Knowledge-sharing practices are complex behaviors, though, so measuring their adoption can be tricky. We have to try, though, because we need an immediate indicator of whether our organization is sharing their knowledge effectively. We can’t wait for the outcome. The second measure (of our five) that we think is important for tracking and implementing knowledge-sharing practices is:
Staff adoption is the most important measure of the team’s behavior. How well are individual team members (and the team as a whole) integrating searching, reusing, enhancing and creating knowledge into what they do every day? From the perspective of a manager or executive, how successful has the organization been in affecting the behavior of the team? Does the team understand why knowledge-sharing practices will make their work better and more fulfilling? Does the tool—wiki, file repository, dedicated knowledge software package—allow the team to access the knowledge they need when and where they need it? Do the changes in team behavior provide the appropriate knowledge when and where a need arises?
What does the measure look like?
Staff adoption is a comparison of two different metrics—the number of opportunities the team had to share or reuse knowledge and the number of times the team actually did. There are two ways to present this measure, depending on your need and audience. If you want to show progress over time (hopefully improvement over time!), you can present staff adoption as a percentage. It tracks well on a line graph if you add a trend line or add a running average. If you want to show results, particularly for an executive audience, you can present staff adoption as a ratio. The ratio does a great job showing how well the team is adopting knowledge-sharing practices at a high level. It stands in for how well your team is leveraging its collective knowledge.
How do I get these two metrics?
In some areas, understanding how well the team is integrating knowledge-sharing practices in their work is simple. In others, it isn’t quite so simple. Why?

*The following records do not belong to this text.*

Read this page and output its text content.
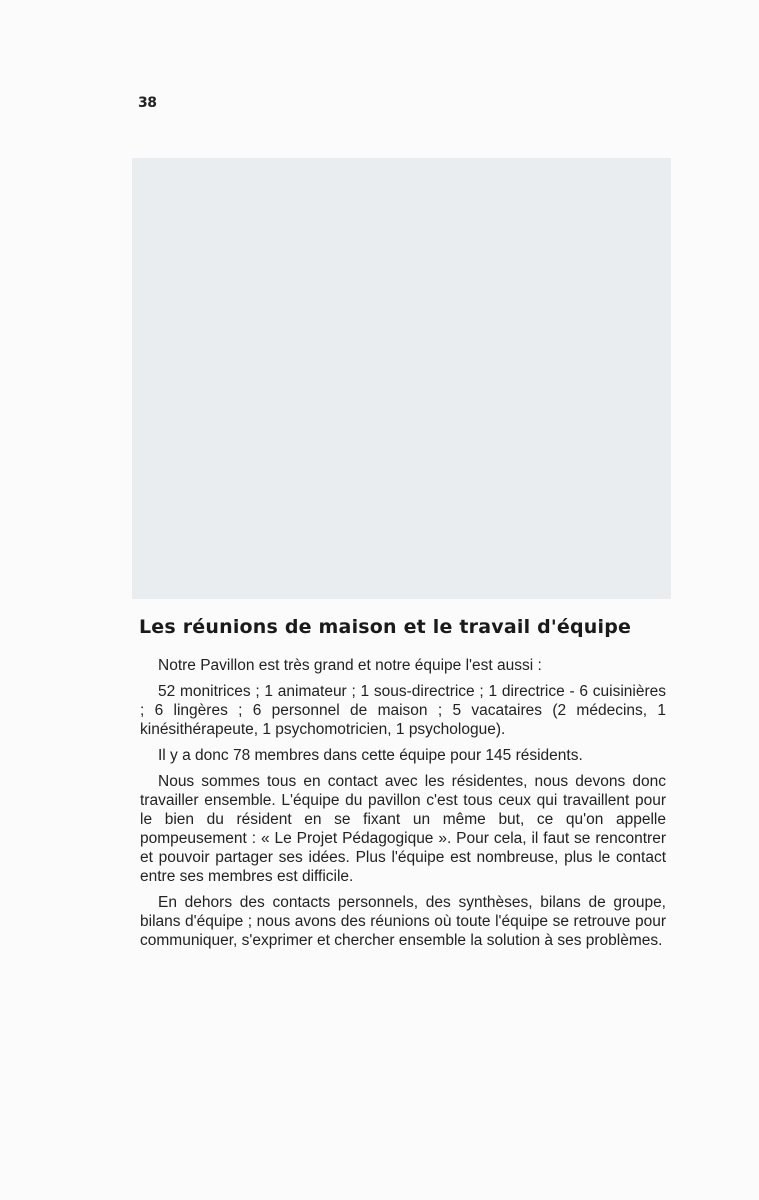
38
Les réunions de maison et le travail d'équipe

Notre Pavillon est très grand et notre équipe l'est aussi :

52 monitrices ; 1 animateur ; 1 sous-directrice ; 1 directrice - 6 cuisinières ; 6 lingères ; 6 personnel de maison ; 5 vacataires (2 médecins, 1 kinésithérapeute, 1 psychomotricien, 1 psychologue).

Il y a donc 78 membres dans cette équipe pour 145 résidents.

Nous sommes tous en contact avec les résidentes, nous devons donc travailler ensemble. L'équipe du pavillon c'est tous ceux qui travaillent pour le bien du résident en se fixant un même but, ce qu'on appelle pompeusement : « Le Projet Pédagogique ». Pour cela, il faut se rencontrer et pouvoir partager ses idées. Plus l'équipe est nombreuse, plus le contact entre ses membres est difficile.

En dehors des contacts personnels, des synthèses, bilans de groupe, bilans d'équipe ; nous avons des réunions où toute l'équipe se retrouve pour communiquer, s'exprimer et chercher ensemble la solution à ses problèmes.
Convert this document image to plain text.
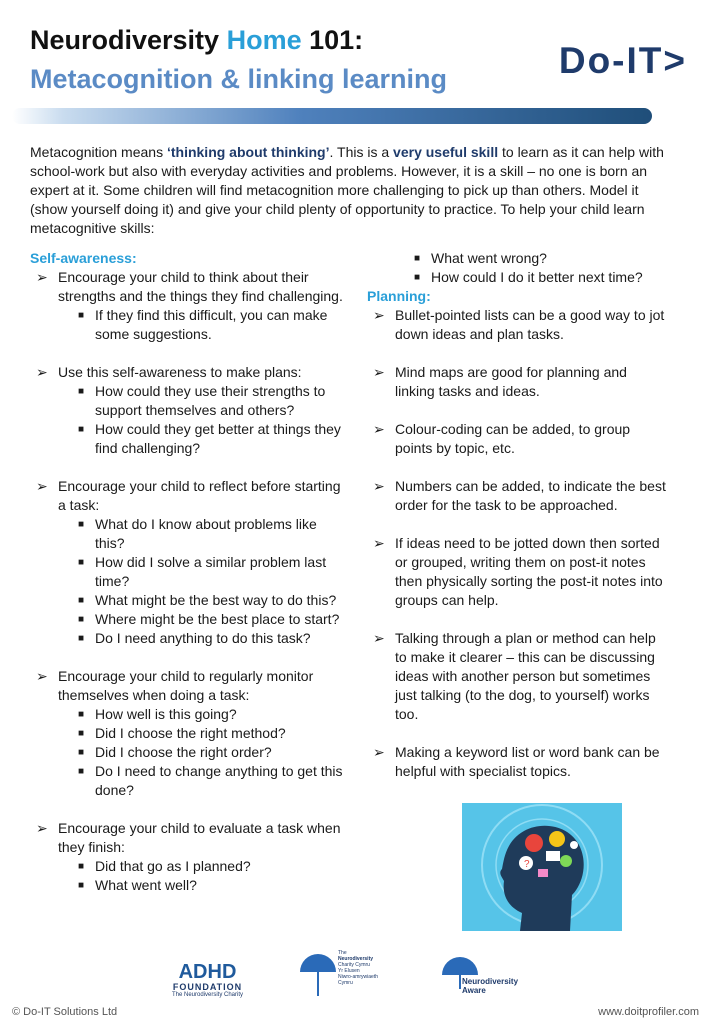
Neurodiversity Home 101:
Metacognition & linking learning	Do-IT>
Metacognition means ‘thinking about thinking’. This is a very useful skill to learn as it can help with school-work but also with everyday activities and problems. However, it is a skill – no one is born an expert at it. Some children will find metacognition more challenging to pick up than others. Model it (show yourself doing it) and give your child plenty of opportunity to practice. To help your child learn metacognitive skills:
Self-awareness:
➢ Encourage your child to think about their strengths and the things they find challenging.
■ If they find this difficult, you can make some suggestions.
➢ Use this self-awareness to make plans:
■ How could they use their strengths to support themselves and others?
■ How could they get better at things they find challenging?
➢ Encourage your child to reflect before starting a task:
■ What do I know about problems like this?
■ How did I solve a similar problem last time?
■ What might be the best way to do this?
■ Where might be the best place to start?
■ Do I need anything to do this task?
➢ Encourage your child to regularly monitor themselves when doing a task:
■ How well is this going?
■ Did I choose the right method?
■ Did I choose the right order?
■ Do I need to change anything to get this done?
➢ Encourage your child to evaluate a task when they finish:
■ Did that go as I planned?
■ What went well?
■ What went wrong?
■ How could I do it better next time?
Planning:
➢ Bullet-pointed lists can be a good way to jot down ideas and plan tasks.
➢ Mind maps are good for planning and linking tasks and ideas.
➢ Colour-coding can be added, to group points by topic, etc.
➢ Numbers can be added, to indicate the best order for the task to be approached.
➢ If ideas need to be jotted down then sorted or grouped, writing them on post-it notes then physically sorting the post-it notes into groups can help.
➢ Talking through a plan or method can help to make it clearer – this can be discussing ideas with another person but sometimes just talking (to the dog, to yourself) works too.
➢ Making a keyword list or word bank can be helpful with specialist topics.
?
ADHD
FOUNDATION
The Neurodiversity Charity
The
Neurodiversity
Charity Cymru
Yr Elusen
Niwro-amrywiaeth
Cymru	Neurodiversity
Aware
© Do-IT Solutions Ltd	www.doitprofiler.com
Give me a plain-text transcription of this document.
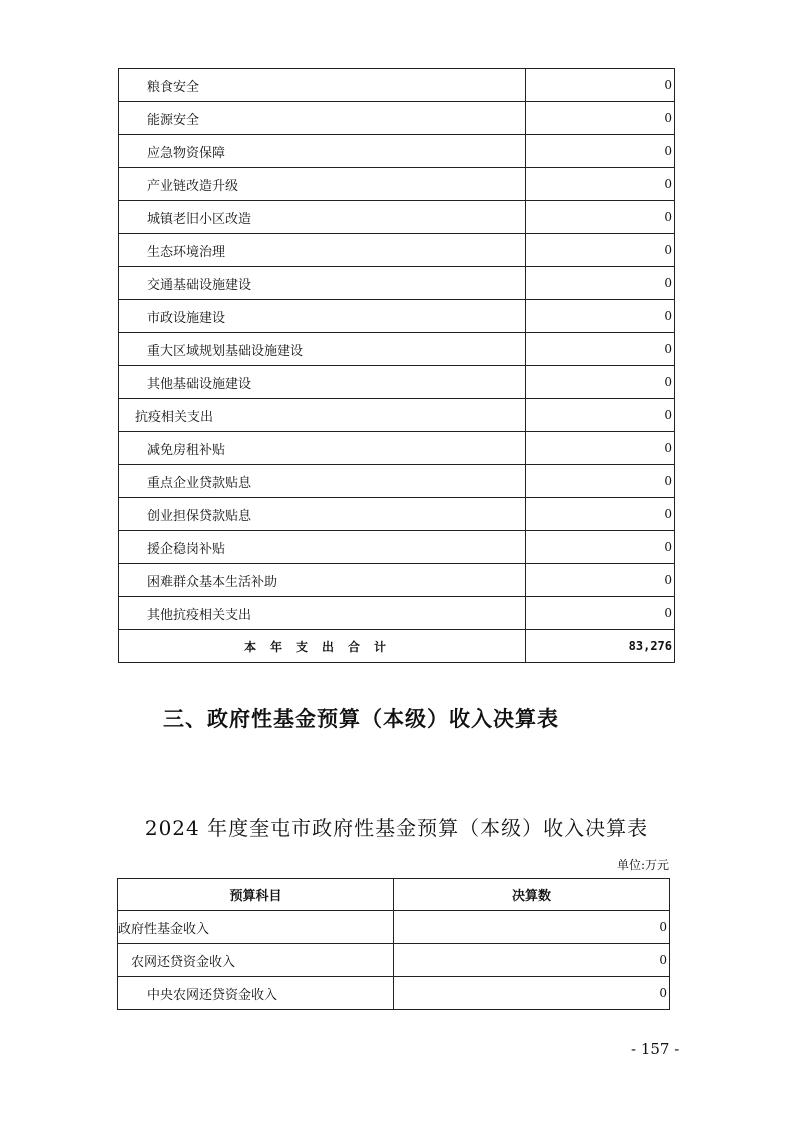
粮食安全	0
能源安全	0
应急物资保障	0
产业链改造升级	0
城镇老旧小区改造	0
生态环境治理	0
交通基础设施建设	0
市政设施建设	0
重大区域规划基础设施建设	0
其他基础设施建设	0
抗疫相关支出	0
减免房租补贴	0
重点企业贷款贴息	0
创业担保贷款贴息	0
援企稳岗补贴	0
困难群众基本生活补助	0
其他抗疫相关支出	0
本年支出合计	83,276
三、政府性基金预算（本级）收入决算表
2024 年度奎屯市政府性基金预算（本级）收入决算表
单位:万元
预算科目	决算数
政府性基金收入	0
农网还贷资金收入	0
中央农网还贷资金收入	0
- 157 -
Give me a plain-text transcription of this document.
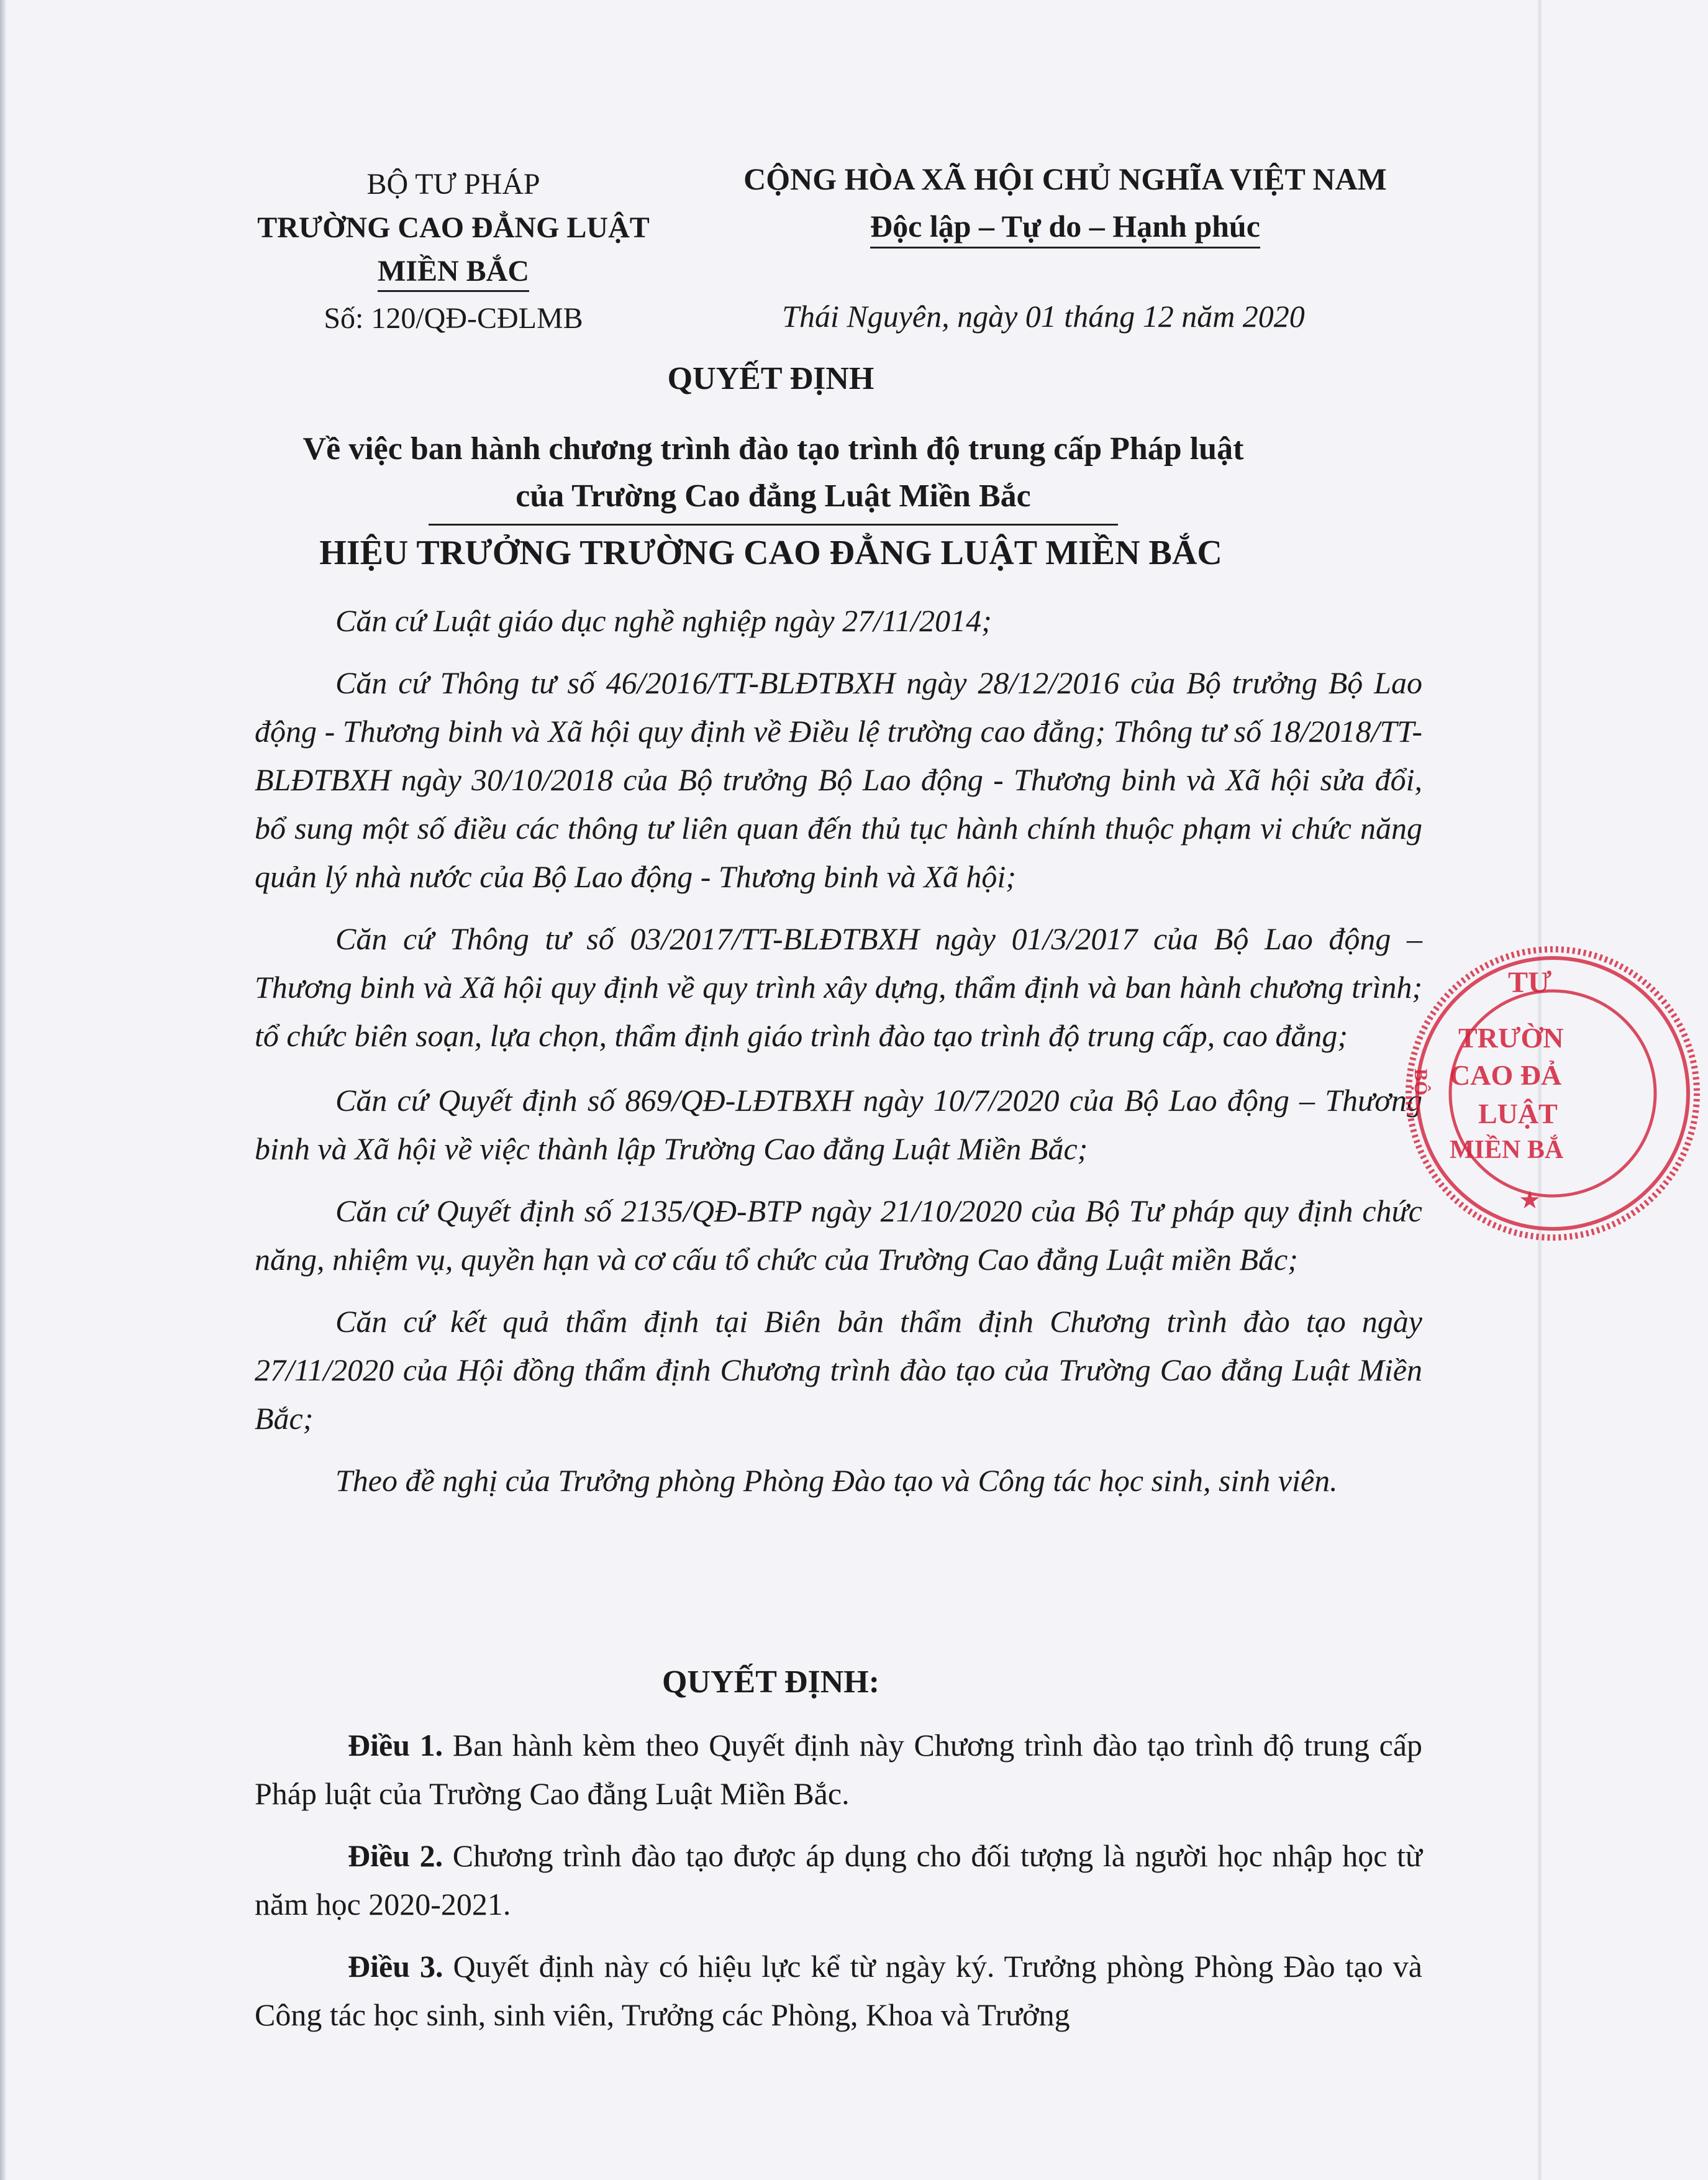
BỘ TƯ PHÁP
TRƯỜNG CAO ĐẲNG LUẬT
MIỀN BẮC
Số: 120/QĐ-CĐLMB
CỘNG HÒA XÃ HỘI CHỦ NGHĨA VIỆT NAM
Độc lập – Tự do – Hạnh phúc
Thái Nguyên, ngày 01 tháng 12 năm 2020
QUYẾT ĐỊNH
Về việc ban hành chương trình đào tạo trình độ trung cấp Pháp luật
của Trường Cao đẳng Luật Miền Bắc
HIỆU TRƯỞNG TRƯỜNG CAO ĐẲNG LUẬT MIỀN BẮC

Căn cứ Luật giáo dục nghề nghiệp ngày 27/11/2014;

Căn cứ Thông tư số 46/2016/TT-BLĐTBXH ngày 28/12/2016 của Bộ trưởng Bộ Lao động - Thương binh và Xã hội quy định về Điều lệ trường cao đẳng; Thông tư số 18/2018/TT-BLĐTBXH ngày 30/10/2018 của Bộ trưởng Bộ Lao động - Thương binh và Xã hội sửa đổi, bổ sung một số điều các thông tư liên quan đến thủ tục hành chính thuộc phạm vi chức năng quản lý nhà nước của Bộ Lao động - Thương binh và Xã hội;

Căn cứ Thông tư số 03/2017/TT-BLĐTBXH ngày 01/3/2017 của Bộ Lao động – Thương binh và Xã hội quy định về quy trình xây dựng, thẩm định và ban hành chương trình; tổ chức biên soạn, lựa chọn, thẩm định giáo trình đào tạo trình độ trung cấp, cao đẳng;

Căn cứ Quyết định số 869/QĐ-LĐTBXH ngày 10/7/2020 của Bộ Lao động – Thương binh và Xã hội về việc thành lập Trường Cao đẳng Luật Miền Bắc;

Căn cứ Quyết định số 2135/QĐ-BTP ngày 21/10/2020 của Bộ Tư pháp quy định chức năng, nhiệm vụ, quyền hạn và cơ cấu tổ chức của Trường Cao đẳng Luật miền Bắc;

Căn cứ kết quả thẩm định tại Biên bản thẩm định Chương trình đào tạo ngày 27/11/2020 của Hội đồng thẩm định Chương trình đào tạo của Trường Cao đẳng Luật Miền Bắc;

Theo đề nghị của Trưởng phòng Phòng Đào tạo và Công tác học sinh, sinh viên.

QUYẾT ĐỊNH:

Điều 1. Ban hành kèm theo Quyết định này Chương trình đào tạo trình độ trung cấp Pháp luật của Trường Cao đẳng Luật Miền Bắc.

Điều 2. Chương trình đào tạo được áp dụng cho đối tượng là người học nhập học từ năm học 2020-2021.

Điều 3. Quyết định này có hiệu lực kể từ ngày ký. Trưởng phòng Phòng Đào tạo và Công tác học sinh, sinh viên, Trưởng các Phòng, Khoa và Trưởng

★
TƯ
TRƯỜN
CAO ĐẢ
LUẬT
MIỀN BẮ
BỘ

It’s because different teams encounter different triggers or needs for knowledge. In some teams, the trigger is easy to find and well-understood. For support teams—technical support engineers or process support (like HR generalists)—the trigger or need for knowledge is simple and easy to document. A customer or colleague has a question or needs a service. The need is also often documented in a tracking system (like a CRM system). CRM systems often can include a link to a knowledge repository as part of the case or request (either a hyperlink or a link within the application, itself). We have our two measures for staff adoption.
Number of cases opened = Number of opportunities to share or reuse knowledge
Of those cases opened, number with a link to a knowledge article = Number of times knowledge was shared or reused
For other teams, it isn’t as easy to identify when and where knowledge should be shared and reused. Sometimes, you have to use a proxy for reusing knowledge for a team. A project-oriented team might need to rate the knowledge it used (maybe a five-star scale) or provide a place in the project documentation to reference the specific knowledge reuse.
For each team, though, we want to know the same thing – how much has the team’s behavior’s changed? Are they searching, reusing, enhancing or creating knowledge?